Setting Up Jupyter Notebook
1.Start Jupyter via Docker
Here I used tensorflow docker image tensorflow/tensorflow:2.14.0-gpu-jupyter, because only this version supported the CUDA version I installed 12.0. Please change the version number to match your CUDA version.
Using the TensorFlow Docker image optimized for GPU, run
sudo docker run -v /mnt/<path-to-your-code>:/tf/projects --gpus all -p 8888:8888 tensorflow/tensorflow:2.14.0-gpu-jupyter
After the image downloads and the container starts, it will display a URL to access Jupyter Notebook. Here is output from my machine:
2. Install Dependencies
Install packages from jupyter notebook code cells like
! pip install -q -U torch
! pip install -q -U transformers
! pip install -q -U accelerate
Restart the Kernel
Run a LLM from Huggingface
Here I utilized the Microsoft LLM Phi-3-mini-4k-instruct, which is small while without auth. The code from HuggingFace https://huggingface.co/microsoft/Phi-3-mini-4k-instruct
import torch
from transformers import AutoModelForCausalLM, AutoTokenizer, pipeline
torch.random.manual_seed(0)
model = AutoModelForCausalLM.from_pretrained(
"microsoft/Phi-3-mini-4k-instruct",
device_map="cuda",
torch_dtype="auto",
trust_remote_code=True,
)
tokenizer = AutoTokenizer.from_pretrained("microsoft/Phi-3-mini-4k-instruct")
messages = [
{"role": "system", "content": "You are a helpful digital assistant. Please provide safe, ethical and accurate information to the user."},
{"role": "user", "content": "Can you provide ways to eat combinations of bananas and dragonfruits?"},
{"role": "assistant", "content": "Sure! Here are some ways to eat bananas and dragonfruits together: 1. Banana and dragonfruit smoothie: Blend bananas and dragonfruits together with some milk and honey. 2. Banana and dragonfruit salad: Mix sliced bananas and dragonfruits together with some lemon juice and honey."},
{"role": "user", "content": "What about solving an 2x + 3 = 7 equation?"},
]
pipe = pipeline(
"text-generation",
model=model,
tokenizer=tokenizer,
)
generation_args = {
"max_new_tokens": 500,
"return_full_text": False,
"temperature": 0.0,
"do_sample": False,
}
output = pipe(messages, **generation_args)
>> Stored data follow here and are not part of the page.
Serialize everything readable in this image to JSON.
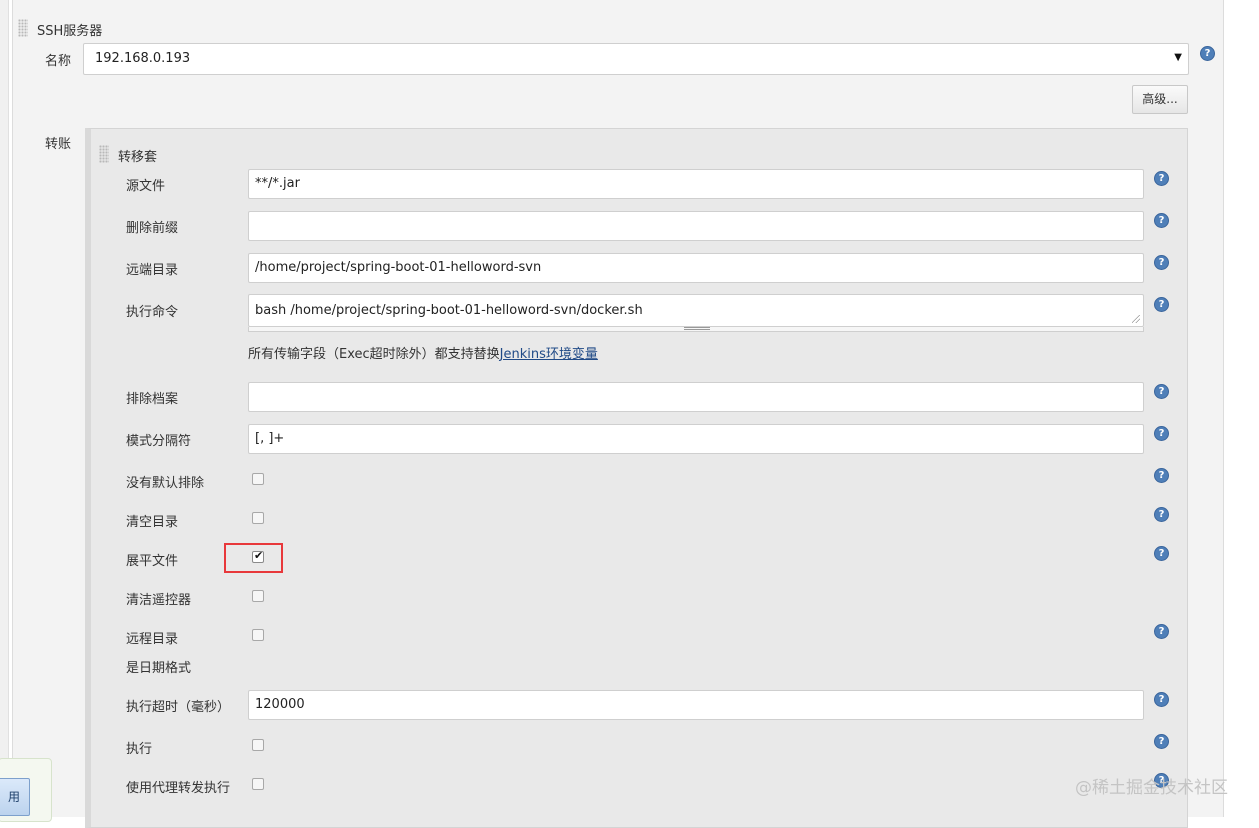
{
  "ssh_server": {
    "section_title": "SSH服务器",
    "name_label": "名称",
    "name_value": "192.168.0.193",
    "advanced_button": "高级..."
  },
  "transfers": {
    "label": "转账",
    "set_title": "转移套",
    "source_files": {
      "label": "源文件",
      "value": "**/*.jar"
    },
    "remove_prefix": {
      "label": "删除前缀",
      "value": ""
    },
    "remote_directory": {
      "label": "远端目录",
      "value": "/home/project/spring-boot-01-helloword-svn"
    },
    "exec_command": {
      "label": "执行命令",
      "value": "bash /home/project/spring-boot-01-helloword-svn/docker.sh"
    },
    "info_text": "所有传输字段（Exec超时除外）都支持替换",
    "info_link": "Jenkins环境变量",
    "exclude_files": {
      "label": "排除档案",
      "value": ""
    },
    "pattern_separator": {
      "label": "模式分隔符",
      "value": "[, ]+"
    },
    "no_default_excludes": {
      "label": "没有默认排除",
      "checked": false
    },
    "clean_remote": {
      "label": "清空目录",
      "checked": false
    },
    "flatten_files": {
      "label": "展平文件",
      "checked": true
    },
    "clean_remote_ctrl": {
      "label": "清洁遥控器",
      "checked": false
    },
    "remote_dir_date": {
      "label_line1": "远程目录",
      "label_line2": "是日期格式",
      "checked": false
    },
    "exec_timeout": {
      "label": "执行超时（毫秒）",
      "value": "120000"
    },
    "exec_in_pty": {
      "label": "执行",
      "checked": false
    },
    "exec_via_proxy": {
      "label": "使用代理转发执行",
      "checked": false
    }
  },
  "footer": {
    "apply_button": "用",
    "watermark": "@稀土掘金技术社区"
  },
  "icons": {
    "help": "?",
    "dropdown": "▼",
    "check": "✔"
  },
  "colors": {
    "help_icon": "#4f7fb8",
    "highlight_border": "#e8383b",
    "link": "#204a87"
  }
}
print(output[0]['generated_text'])
You will get following response:
and we can see the GPU memory usage is high, which means this code used the GPU to generate the response.
Summary
This setup ensures you utilize your GPU efficiently when running Large Language Models on Windows 11, providing a powerful platform for your machine learning. I cannot guarantee it will 100% work for you, the most reliable way to try LLM is on Linux or Cloud — colab for example.